How does TMEM’s online LoRA update differ from the LoRA fine-tuning already used in production?

Standard LoRA adapters train on curated datasets over many steps with a documented corpus, and can in principle be retrained from scratch to exclude specific data. TMEM performs weight updates within a single episode, routing user data directly into parameter changes with no intervening dataset or provenance log. Retroactive deletion would require solving a credit-assignment problem across interleaved updates from multiple interactions, a task TMEM does not address.

What would an auditor need to test to verify that unlearning actually erased a user’s data?

The ICML 2026 study showed that task-level metrics (accuracy drops, perplexity shifts) are unreliable proxies because they measure output behavior, not internal representation. An auditor would need to run fine-tuning probes against the supposedly unlearned model to check for reversibility, which requires direct weight access rather than API-only access. No standard data-protection audit currently includes this step.

If regulators classify parametric weight updates as processing rather than storage, what changes for operators?

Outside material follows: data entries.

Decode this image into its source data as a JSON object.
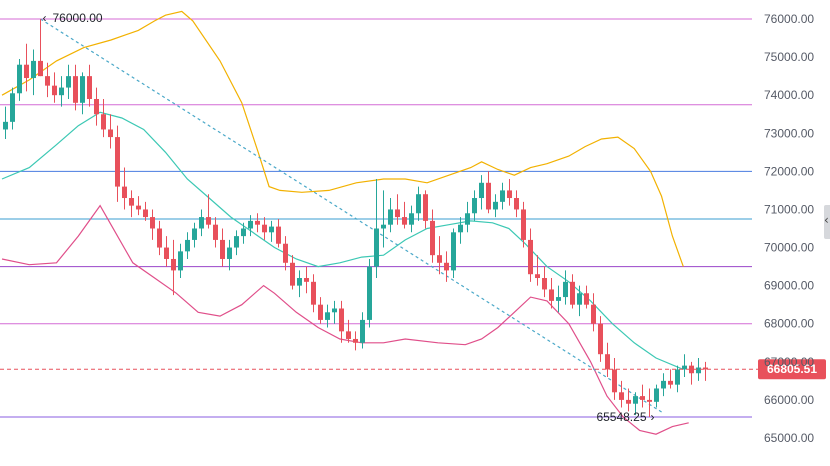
{
  "chart_data": {
    "type": "candlestick",
    "y_axis": {
      "position": "right",
      "ylim": [
        64700,
        76300
      ],
      "ticks": [
        65000,
        66000,
        67000,
        68000,
        69000,
        70000,
        71000,
        72000,
        73000,
        74000,
        75000,
        76000
      ],
      "tick_labels": [
        "65000.00",
        "66000.00",
        "67000.00",
        "68000.00",
        "69000.00",
        "70000.00",
        "71000.00",
        "72000.00",
        "73000.00",
        "74000.00",
        "75000.00",
        "76000.00"
      ]
    },
    "horizontal_levels": [
      {
        "value": 76000,
        "color": "#d46bd6"
      },
      {
        "value": 73750,
        "color": "#d46bd6"
      },
      {
        "value": 72000,
        "color": "#4a7be0"
      },
      {
        "value": 70750,
        "color": "#3a9ed0"
      },
      {
        "value": 69500,
        "color": "#9a45c9"
      },
      {
        "value": 68000,
        "color": "#d46bd6"
      },
      {
        "value": 65550,
        "color": "#8a5ee0"
      }
    ],
    "current_price": {
      "value": 66805.51,
      "label": "66805.51",
      "color": "#e8505b"
    },
    "annotations": [
      {
        "label": "76000.00",
        "value": 76000,
        "candle_index": 5
      },
      {
        "label": "65548.25",
        "value": 65548.25,
        "candle_index": 93
      }
    ],
    "trendline": {
      "from_index": 5,
      "from_value": 76000,
      "to_index": 94,
      "to_value": 65650,
      "color": "#4aa8c8"
    },
    "candle_colors": {
      "up": "#26a69a",
      "down": "#e8505b"
    },
    "candles": [
      [
        73100,
        73700,
        72850,
        73300
      ],
      [
        73300,
        74200,
        73100,
        74050
      ],
      [
        74050,
        74950,
        73850,
        74800
      ],
      [
        74800,
        75350,
        74100,
        74450
      ],
      [
        74450,
        75200,
        74000,
        74900
      ],
      [
        74900,
        76000,
        74500,
        74500
      ],
      [
        74500,
        74850,
        73950,
        74250
      ],
      [
        74250,
        74600,
        73800,
        74000
      ],
      [
        74000,
        74500,
        73700,
        74200
      ],
      [
        74200,
        74800,
        73900,
        74500
      ],
      [
        74500,
        74800,
        73600,
        73800
      ],
      [
        73800,
        74600,
        73500,
        74500
      ],
      [
        74500,
        74800,
        73700,
        73900
      ],
      [
        73900,
        74200,
        73200,
        73500
      ],
      [
        73500,
        73900,
        72900,
        73100
      ],
      [
        73100,
        73500,
        72600,
        72900
      ],
      [
        72900,
        73200,
        71200,
        71600
      ],
      [
        71600,
        72100,
        71000,
        71300
      ],
      [
        71300,
        71500,
        70800,
        71100
      ],
      [
        71100,
        71350,
        70850,
        71000
      ],
      [
        71000,
        71200,
        70700,
        70800
      ],
      [
        70800,
        71000,
        70200,
        70500
      ],
      [
        70500,
        70700,
        69800,
        70000
      ],
      [
        70000,
        70300,
        69500,
        69700
      ],
      [
        69700,
        70200,
        68750,
        69400
      ],
      [
        69400,
        70100,
        69200,
        69900
      ],
      [
        69900,
        70400,
        69700,
        70200
      ],
      [
        70200,
        70650,
        70000,
        70500
      ],
      [
        70500,
        71000,
        70300,
        70800
      ],
      [
        70800,
        71400,
        70500,
        70600
      ],
      [
        70600,
        70800,
        70000,
        70200
      ],
      [
        70200,
        70500,
        69500,
        69700
      ],
      [
        69700,
        70200,
        69400,
        70000
      ],
      [
        70000,
        70450,
        69800,
        70300
      ],
      [
        70300,
        70650,
        70100,
        70500
      ],
      [
        70500,
        70850,
        70300,
        70700
      ],
      [
        70700,
        70900,
        70400,
        70600
      ],
      [
        70600,
        70800,
        70200,
        70400
      ],
      [
        70400,
        70700,
        70150,
        70550
      ],
      [
        70550,
        70750,
        70000,
        70100
      ],
      [
        70100,
        70300,
        69400,
        69600
      ],
      [
        69600,
        69800,
        68900,
        69000
      ],
      [
        69000,
        69400,
        68700,
        69200
      ],
      [
        69200,
        69500,
        68800,
        69100
      ],
      [
        69100,
        69300,
        68300,
        68500
      ],
      [
        68500,
        68700,
        68000,
        68100
      ],
      [
        68100,
        68500,
        67900,
        68300
      ],
      [
        68300,
        68600,
        68000,
        68400
      ],
      [
        68400,
        68600,
        67500,
        67800
      ],
      [
        67800,
        68100,
        67500,
        67600
      ],
      [
        67600,
        67800,
        67300,
        67500
      ],
      [
        67500,
        68300,
        67350,
        68100
      ],
      [
        68100,
        69700,
        67900,
        69500
      ],
      [
        69500,
        71800,
        69200,
        70500
      ],
      [
        70500,
        71500,
        70000,
        70600
      ],
      [
        70600,
        71300,
        70400,
        71000
      ],
      [
        71000,
        71400,
        70600,
        70800
      ],
      [
        70800,
        71200,
        70500,
        70600
      ],
      [
        70600,
        71100,
        70400,
        70900
      ],
      [
        70900,
        71600,
        70700,
        71400
      ],
      [
        71400,
        71500,
        70500,
        70700
      ],
      [
        70700,
        71000,
        69600,
        69800
      ],
      [
        69800,
        70300,
        69300,
        69600
      ],
      [
        69600,
        69900,
        69100,
        69400
      ],
      [
        69400,
        70500,
        69200,
        70400
      ],
      [
        70400,
        70800,
        70100,
        70600
      ],
      [
        70600,
        71200,
        70400,
        70900
      ],
      [
        70900,
        71500,
        70700,
        71300
      ],
      [
        71300,
        71900,
        71000,
        71700
      ],
      [
        71700,
        72000,
        70900,
        71000
      ],
      [
        71000,
        71400,
        70800,
        71200
      ],
      [
        71200,
        71700,
        71000,
        71500
      ],
      [
        71500,
        71800,
        71100,
        71300
      ],
      [
        71300,
        71500,
        70800,
        71000
      ],
      [
        71000,
        71200,
        70000,
        70200
      ],
      [
        70200,
        70500,
        69100,
        69300
      ],
      [
        69300,
        69800,
        69000,
        69200
      ],
      [
        69200,
        69500,
        68700,
        68900
      ],
      [
        68900,
        69200,
        68400,
        68600
      ],
      [
        68600,
        69000,
        68300,
        68700
      ],
      [
        68700,
        69400,
        68500,
        69100
      ],
      [
        69100,
        69300,
        68400,
        68500
      ],
      [
        68500,
        69000,
        68200,
        68800
      ],
      [
        68800,
        69000,
        68400,
        68500
      ],
      [
        68500,
        68800,
        67800,
        68000
      ],
      [
        68000,
        68200,
        67000,
        67200
      ],
      [
        67200,
        67500,
        66600,
        66800
      ],
      [
        66800,
        67100,
        66000,
        66200
      ],
      [
        66200,
        66500,
        65800,
        66000
      ],
      [
        66000,
        66300,
        65700,
        65900
      ],
      [
        65900,
        66200,
        65600,
        66100
      ],
      [
        66100,
        66400,
        65800,
        66000
      ],
      [
        66000,
        66300,
        65550,
        65950
      ],
      [
        65950,
        66400,
        65800,
        66300
      ],
      [
        66300,
        66700,
        66100,
        66500
      ],
      [
        66500,
        66800,
        66300,
        66400
      ],
      [
        66400,
        66900,
        66200,
        66800
      ],
      [
        66800,
        67200,
        66600,
        66900
      ],
      [
        66900,
        67000,
        66400,
        66700
      ],
      [
        66700,
        67100,
        66500,
        66850
      ],
      [
        66850,
        67000,
        66500,
        66800
      ]
    ],
    "bollinger": {
      "upper_color": "#f2b100",
      "middle_color": "#3cc8b4",
      "lower_color": "#e04f8a",
      "upper": [
        [
          0,
          74000
        ],
        [
          5,
          74400
        ],
        [
          10,
          74900
        ],
        [
          15,
          75250
        ],
        [
          20,
          75450
        ],
        [
          25,
          75700
        ],
        [
          28,
          75950
        ],
        [
          30,
          76100
        ],
        [
          33,
          76200
        ],
        [
          35,
          75950
        ],
        [
          40,
          74900
        ],
        [
          44,
          73800
        ],
        [
          47,
          72500
        ],
        [
          49,
          71600
        ],
        [
          51,
          71500
        ],
        [
          55,
          71450
        ],
        [
          60,
          71500
        ],
        [
          65,
          71700
        ],
        [
          70,
          71800
        ],
        [
          74,
          71800
        ],
        [
          78,
          71700
        ],
        [
          82,
          71900
        ],
        [
          86,
          72100
        ],
        [
          88,
          72250
        ],
        [
          91,
          72050
        ],
        [
          94,
          71900
        ],
        [
          97,
          72100
        ],
        [
          100,
          72200
        ],
        [
          104,
          72400
        ],
        [
          107,
          72650
        ],
        [
          110,
          72850
        ],
        [
          113,
          72900
        ],
        [
          116,
          72600
        ],
        [
          119,
          72000
        ],
        [
          121,
          71350
        ],
        [
          123,
          70300
        ],
        [
          125,
          69500
        ]
      ],
      "middle": [
        [
          0,
          71800
        ],
        [
          5,
          72100
        ],
        [
          10,
          72700
        ],
        [
          14,
          73200
        ],
        [
          18,
          73550
        ],
        [
          22,
          73400
        ],
        [
          26,
          73100
        ],
        [
          30,
          72500
        ],
        [
          34,
          71800
        ],
        [
          38,
          71300
        ],
        [
          42,
          70800
        ],
        [
          46,
          70400
        ],
        [
          50,
          70000
        ],
        [
          54,
          69700
        ],
        [
          58,
          69500
        ],
        [
          62,
          69600
        ],
        [
          66,
          69750
        ],
        [
          70,
          69800
        ],
        [
          74,
          70200
        ],
        [
          78,
          70500
        ],
        [
          82,
          70600
        ],
        [
          86,
          70700
        ],
        [
          90,
          70650
        ],
        [
          93,
          70500
        ],
        [
          96,
          70100
        ],
        [
          100,
          69500
        ],
        [
          104,
          69100
        ],
        [
          108,
          68600
        ],
        [
          112,
          68000
        ],
        [
          116,
          67500
        ],
        [
          120,
          67100
        ],
        [
          125,
          66800
        ]
      ],
      "lower": [
        [
          0,
          69700
        ],
        [
          5,
          69550
        ],
        [
          10,
          69600
        ],
        [
          14,
          70300
        ],
        [
          18,
          71100
        ],
        [
          20,
          70600
        ],
        [
          24,
          69600
        ],
        [
          28,
          69200
        ],
        [
          32,
          68800
        ],
        [
          36,
          68300
        ],
        [
          40,
          68200
        ],
        [
          44,
          68500
        ],
        [
          48,
          69000
        ],
        [
          50,
          68800
        ],
        [
          54,
          68300
        ],
        [
          58,
          67900
        ],
        [
          62,
          67600
        ],
        [
          66,
          67500
        ],
        [
          70,
          67500
        ],
        [
          74,
          67600
        ],
        [
          80,
          67500
        ],
        [
          85,
          67450
        ],
        [
          88,
          67600
        ],
        [
          91,
          67900
        ],
        [
          94,
          68300
        ],
        [
          97,
          68700
        ],
        [
          100,
          68600
        ],
        [
          104,
          68000
        ],
        [
          108,
          67000
        ],
        [
          111,
          66100
        ],
        [
          114,
          65550
        ],
        [
          117,
          65200
        ],
        [
          120,
          65100
        ],
        [
          123,
          65300
        ],
        [
          126,
          65400
        ]
      ]
    }
  }
}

GDPR distinguishes data storage (delete the record) from data processing (ensure no further processing occurs). Classifying TMEM-style weight updates as processing would shift the operator’s obligation from removing a database row to guaranteeing that model weights no longer encode the user’s data, a requirement the ICML 2026 reversibility findings show cannot be met today. Checkpoints and weight snapshots taken during sessions containing user data would themselves become processed personal data subject to erasure requests.